Le travail des ACAT auprès du CPT est manifestement utile, les groupes de vigilance très efficaces puisqu’ils permettent de collecter des informations qui généralement ne sont pas médiatisées. Cependant, il est déjà très important de reprendre les informations dans la presse et de les adresser au CPT. Il ne faut pas hésiter à reprendre des éléments déjà diffusées par des ONG ou toute autre personne auprès du CPT. Au contraire, cela lui permettra de se rendre compte de la réalité des faits allégués. Les cas méritent d’être signaler même si ils ne peuvent être établis avec certitude et même si aucune visite n’est prévu dans le pays mis en cause. Toute personne physique ou morale peut dénoncer toute situation quelque soit l’Etat dans lequel les faits sont perpétrés.

Une nouvelle fiche méthodologique sur le CPT sera bientôt disponible. L’ACAT France dispose également d’un guide pratique relatif au suivi des recommandations du CPT.

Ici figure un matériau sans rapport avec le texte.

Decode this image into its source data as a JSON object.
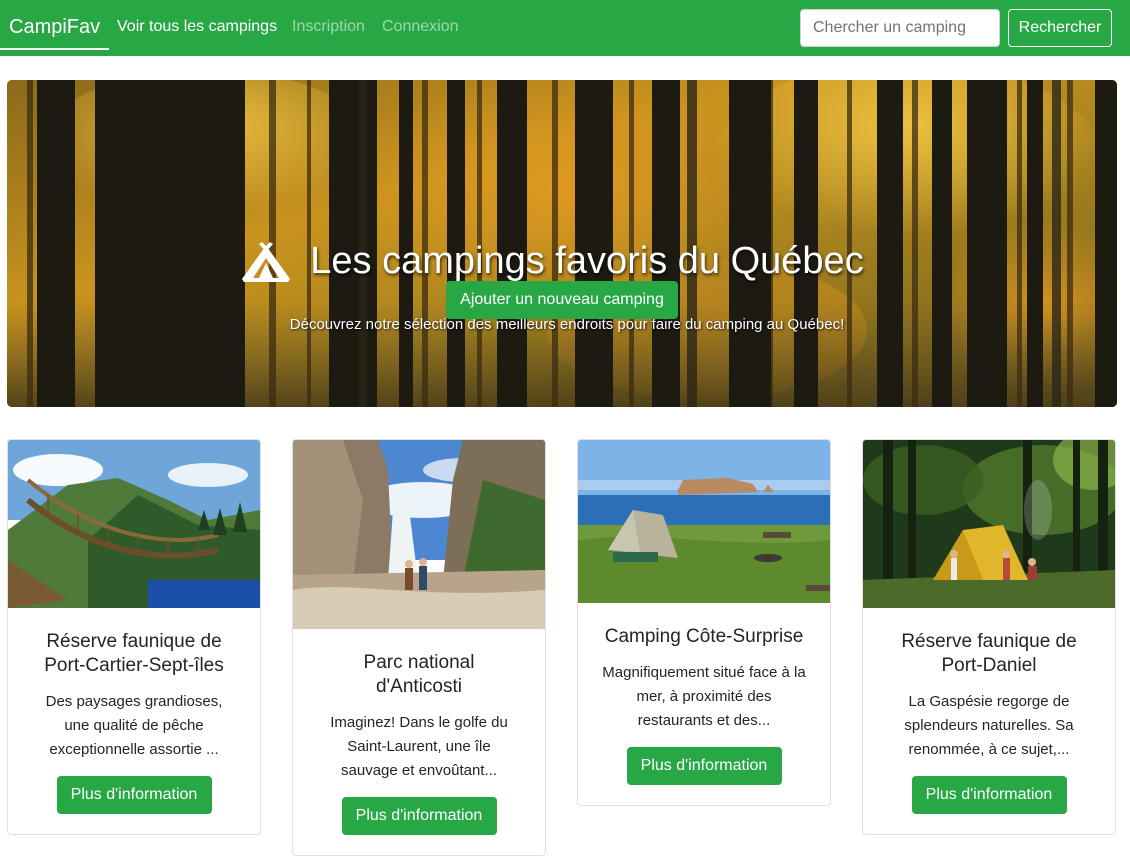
{
  "navbar": {
    "brand": "CampiFav",
    "links": [
      {
        "label": "Voir tous les campings",
        "active": true
      },
      {
        "label": "Inscription",
        "active": false
      },
      {
        "label": "Connexion",
        "active": false
      }
    ],
    "search_placeholder": "Chercher un camping",
    "search_button": "Rechercher",
    "bg_color": "#28a745"
  },
  "hero": {
    "icon": "campground-icon",
    "title": "Les campings favoris du Québec",
    "subtitle": "Découvrez notre sélection des meilleurs endroits pour faire du camping au Québec!",
    "button": "Ajouter un nouveau camping"
  },
  "cards": [
    {
      "title": "Réserve faunique de Port-Cartier-Sept-îles",
      "text": "Des paysages grandioses, une qualité de pêche exceptionnelle assortie ...",
      "button": "Plus d'information"
    },
    {
      "title": "Parc national d'Anticosti",
      "text": "Imaginez! Dans le golfe du Saint-Laurent, une île sauvage et envoûtant...",
      "button": "Plus d'information"
    },
    {
      "title": "Camping Côte-Surprise",
      "text": "Magnifiquement situé face à la mer, à proximité des restaurants et des...",
      "button": "Plus d'information"
    },
    {
      "title": "Réserve faunique de Port-Daniel",
      "text": "La Gaspésie regorge de splendeurs naturelles. Sa renommée, à ce sujet,...",
      "button": "Plus d'information"
    }
  ],
  "accent_color": "#28a745"
}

2/ Expérience de la FI.ACAT auprès du Conseil de l’Europe

Anne-Cécile Antoni, représentante de la FI.ACAT auprès du Conseil de l’Europe a commencé par une présentation du système institutionnel au niveau du Conseil de l’Europe (cf annexe). Elle a insisté sur la nécessité de consulter les sites internet le plus souvent possible notamment de manière à vérifier l’état des ratifications des instruments conventionnels. Une liste des sites Internet du Conseil de l’Europe est fournie en annexe.

-  Expérience au sein des ONG

La FI.ACAT, comme 400 autres ONG, possède le statut consultatif auprès du Conseil de l’Europe. Parmi ces ONG, 200 fréquentent régulièrement les réunions et 50 sont très actives.

Le statut consultatif permet à la FI.ACAT de participer aux réunions d’ONG qui se tiennent 4 fois par an dans le même temps et le même lieu que les sessions de l’Assemblée Parlementaire, d’où possibilité de contacter l’un ou l’autre député.

Les ONG se regroupent par secteur d’activités, la FI.ACAT fait partie du groupe droits de l’Homme. 80 ONG assistent aux réunions de ce regroupement. Anne-Cécile Antoni en est depuis 1997 secrétaire -rapporteur- ce qui donne accès à un certain nombre d’informations. Parmi les sujets abordés ces dernières années, on peut trouver : la Russie et la peine de mort, les violations des droits de l’Homme en Tchétchénie, la situation des droits de l’Homme en Turquie. Concrètement, une résolution est proposée par une ONG, le regroupement la modifie, la vote et la transmet aux parlementaires, pour les sensibiliser ou pour éclairer leur vote si le sujet est abordé en session. L’idéal est de parvenir à ce que l’Assemblée parlementaire adopte une résolution ou une recommandation.

Le statut consultatif de la FI.ACAT lui permet également d’être en contact avec des ONG qui poursuivent les même buts et de travailler avec elles.

La FI.ACAT a à la fois un rôle de veilleur et d’aiguillon : veilleur pour alerter les institutions et aiguillon pour les inciter à tenir un langage et des positions moins diplomatiques. ON peut néanmoins regretter que la FI.ACAT n’ait pas encore le statut d’obervateur, véritable statut d’expert auprès du Comité directeur pour les droits de l’Homme dont disposent 3 ONG (AI, FIDH, CIJ).

-  Expérience à la Cour européenne des droits de l’Homme (CEDH)

La CEDH a été créée pour juger les violations à la Convention européenne des droits de l’Homme. La Cour est une institution transparente : on peut demander à consulter les dossiers et à assister aux audiences.

Anne-Cécile Antoni en a fait l’expérience en consultant au nom de la FI.ACAT la requête introduite par Ilie Ilascu en septembre 1999. L’avantage de ce genre de démarche est de pouvoir recueillir les informations à la source, ajuster notre stratégie, et puiser un peu d’espoir à un moment où l’horizon paraît complètement bouché pour le prisonnier. Anne-Cécile est allée assister le 6 juin 2001 à l’audience que la Cour tenait dans l’affaire Ilascu (cf Annexe), en présence d’Ilie Ilascu lui-même et lui a témoigné la joie de la FI.ACAT de le voir enfin libéré et remis le communiqué de presse de la Fédération diffusé à l’occasion de sa libération.